Adamo chi era la Flora
ritratta da Tiziano Vecellio?
Chi sia questa dama e
cosa abbia rappresentato per Tiziano non lo sappiamo, è evidente
però che non è un volto nuovo tra le sue opere e forse quella
modella ha posato per lui altre volte. Ci sono varie ipotesi su
chi fosse realmente Flora. Potrebbe essere la dea della
fioritura e dei cereali intesa nel tempo semplicemente come Dea
della Primavera, identificata come tale dal mazzo di fiori che
stringe nella mano. Oppure un’allegoria nuziale rappresentata da
una giovane fanciulla che vive il conflitto tra la pudicizia e
l’abbandono dei sensi, caratterizzato da un seno coperto e
dall’altro nudo, a fatica ricoperto.
Altre
ipotesi?
Oltre al classico ritratto di cortigiana,
si pensa al ritratto dell’amante del Tiziano ovvero la celebre
Violante, figlia di Palma il Vecchio.
Chi era
Violante?
La bella Violante era figlia di Palma il
Vecchio al secolo Jacopo Negretti, pittore bergamasco nato alla
fine del XV. Tiziano era circondato da belle donne le quali
prestavano volentieri le proprie forme per farsi ritrarre così
Violante, figlia di Jacopo Palma, potrebbe essere la dea Flora e
l’Amor profano. Di sicuro sappiamo che Violante fu il primo
amore di Tiziano.
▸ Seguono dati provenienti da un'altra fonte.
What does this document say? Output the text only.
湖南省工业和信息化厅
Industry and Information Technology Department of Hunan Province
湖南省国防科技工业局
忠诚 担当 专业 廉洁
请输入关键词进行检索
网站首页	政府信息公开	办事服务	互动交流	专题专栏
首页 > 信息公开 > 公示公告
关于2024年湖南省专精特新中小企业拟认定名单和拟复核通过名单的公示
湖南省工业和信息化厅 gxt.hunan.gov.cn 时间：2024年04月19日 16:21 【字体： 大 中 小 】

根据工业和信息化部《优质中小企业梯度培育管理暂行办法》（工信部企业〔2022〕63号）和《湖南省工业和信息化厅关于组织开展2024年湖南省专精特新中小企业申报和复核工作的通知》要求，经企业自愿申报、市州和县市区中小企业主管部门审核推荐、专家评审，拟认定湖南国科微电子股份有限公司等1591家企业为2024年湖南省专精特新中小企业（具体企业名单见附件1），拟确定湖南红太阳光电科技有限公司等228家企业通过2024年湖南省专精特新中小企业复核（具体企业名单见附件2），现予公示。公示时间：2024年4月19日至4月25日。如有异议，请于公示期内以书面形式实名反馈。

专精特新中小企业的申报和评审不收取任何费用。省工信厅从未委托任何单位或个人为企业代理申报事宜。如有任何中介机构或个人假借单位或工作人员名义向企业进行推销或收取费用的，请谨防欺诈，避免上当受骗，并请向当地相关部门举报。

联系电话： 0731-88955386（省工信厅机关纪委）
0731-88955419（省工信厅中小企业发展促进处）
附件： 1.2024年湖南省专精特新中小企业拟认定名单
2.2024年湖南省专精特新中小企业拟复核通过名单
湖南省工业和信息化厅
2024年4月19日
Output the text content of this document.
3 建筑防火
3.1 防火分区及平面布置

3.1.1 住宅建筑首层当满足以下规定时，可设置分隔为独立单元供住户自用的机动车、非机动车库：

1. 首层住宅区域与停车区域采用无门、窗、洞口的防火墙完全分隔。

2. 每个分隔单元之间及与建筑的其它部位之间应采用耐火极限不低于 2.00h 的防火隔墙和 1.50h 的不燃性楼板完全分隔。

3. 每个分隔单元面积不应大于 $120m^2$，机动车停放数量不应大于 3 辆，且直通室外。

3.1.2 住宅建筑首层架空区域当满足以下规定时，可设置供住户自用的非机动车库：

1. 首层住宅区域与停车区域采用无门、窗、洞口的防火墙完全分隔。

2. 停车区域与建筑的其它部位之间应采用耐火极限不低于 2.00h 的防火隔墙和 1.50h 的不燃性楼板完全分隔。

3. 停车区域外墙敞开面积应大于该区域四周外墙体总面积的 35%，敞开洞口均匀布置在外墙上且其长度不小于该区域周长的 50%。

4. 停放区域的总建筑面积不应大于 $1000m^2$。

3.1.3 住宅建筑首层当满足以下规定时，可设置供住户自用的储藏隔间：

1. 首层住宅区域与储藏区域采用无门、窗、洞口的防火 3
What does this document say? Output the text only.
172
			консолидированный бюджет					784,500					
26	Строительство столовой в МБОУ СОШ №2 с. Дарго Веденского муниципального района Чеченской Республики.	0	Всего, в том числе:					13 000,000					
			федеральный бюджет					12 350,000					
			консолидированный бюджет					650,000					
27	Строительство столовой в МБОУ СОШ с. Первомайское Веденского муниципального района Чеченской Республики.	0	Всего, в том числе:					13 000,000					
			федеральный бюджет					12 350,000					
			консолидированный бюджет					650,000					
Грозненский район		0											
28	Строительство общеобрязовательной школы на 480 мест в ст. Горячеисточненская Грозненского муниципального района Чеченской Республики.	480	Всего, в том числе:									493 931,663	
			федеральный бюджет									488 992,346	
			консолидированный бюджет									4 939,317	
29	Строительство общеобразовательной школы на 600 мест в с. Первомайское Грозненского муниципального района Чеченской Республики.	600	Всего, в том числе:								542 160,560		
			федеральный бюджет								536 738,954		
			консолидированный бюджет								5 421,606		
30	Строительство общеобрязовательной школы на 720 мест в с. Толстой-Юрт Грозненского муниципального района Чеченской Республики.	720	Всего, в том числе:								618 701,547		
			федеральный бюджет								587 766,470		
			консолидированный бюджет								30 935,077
Comunque si chiacchierò a lungo chi fosse
quella bellezza senza nome, che Tiziano circondò di assoluto
riserbo e che diventò una Venere sensualissima.
Parliamo del quadro?
La giovane donna emerge dal
fondo bruno del dipinto porgendo con la mano destra un mazzo di
fiori primaverili, composto di roselline, viole, gelsomini; è
abbigliata all’antica, con una candida camiciola che scivola
sulla spalla destra lasciando intravedere il seno, mentre
reclina dolcemente la testa sulla spalla sinistra, volgendo lo
sguardo fuori dallo spazio dipinto.
Il suo volto
corrisponde perfettamente ai canoni della bellezza
rinascimentale cinquecentesca.
Flora è dipinta a
mezzo busto, dall’incarnato roseo perfetto, i capelli biondo
“Tiziano”, miele ambrato, la veste drappeggiata che, cadendo da
una spalla, lascia intravvedere il seno. Un’immagine che,
nonostante il richiamo alle immagini classiche delle statue
greche, emana una sensualità modernissima. Ma non è ferma: il
movimento della mano che porge i fiori e sembrerebbe indicare la
predisposizione al matrimonio e la predisposizione a perdere la
verginità mentre con l’altra cerca di ricoprire il seno, dà al
dipinto un’idea di movimento, ma anche di armonia, concetto
anche artistico molto in voga al tempo e ricercato attraverso la
scelta della colori e della morbidezza dei toni.
Dove è possibile ammirare il quadro?
Ora è a
Firenze nel Museo Gli Uffizi. Sappiamo che nel 1635 l’opera
apparteneva alla collezione di don Alfonso Lòpez, ambasciatore
spagnolo ad Amsterdam. Venduta da quest’ultimo all’Arciduca
Leopoldo Guglielmo d’Asburgo, la tela giunse poi a Firenze nel
1793 nell’ambito degli scambi di opere d’arte tra l’Imperiale
Galleria del Belvedere di Vienna e i granduchi di Toscana.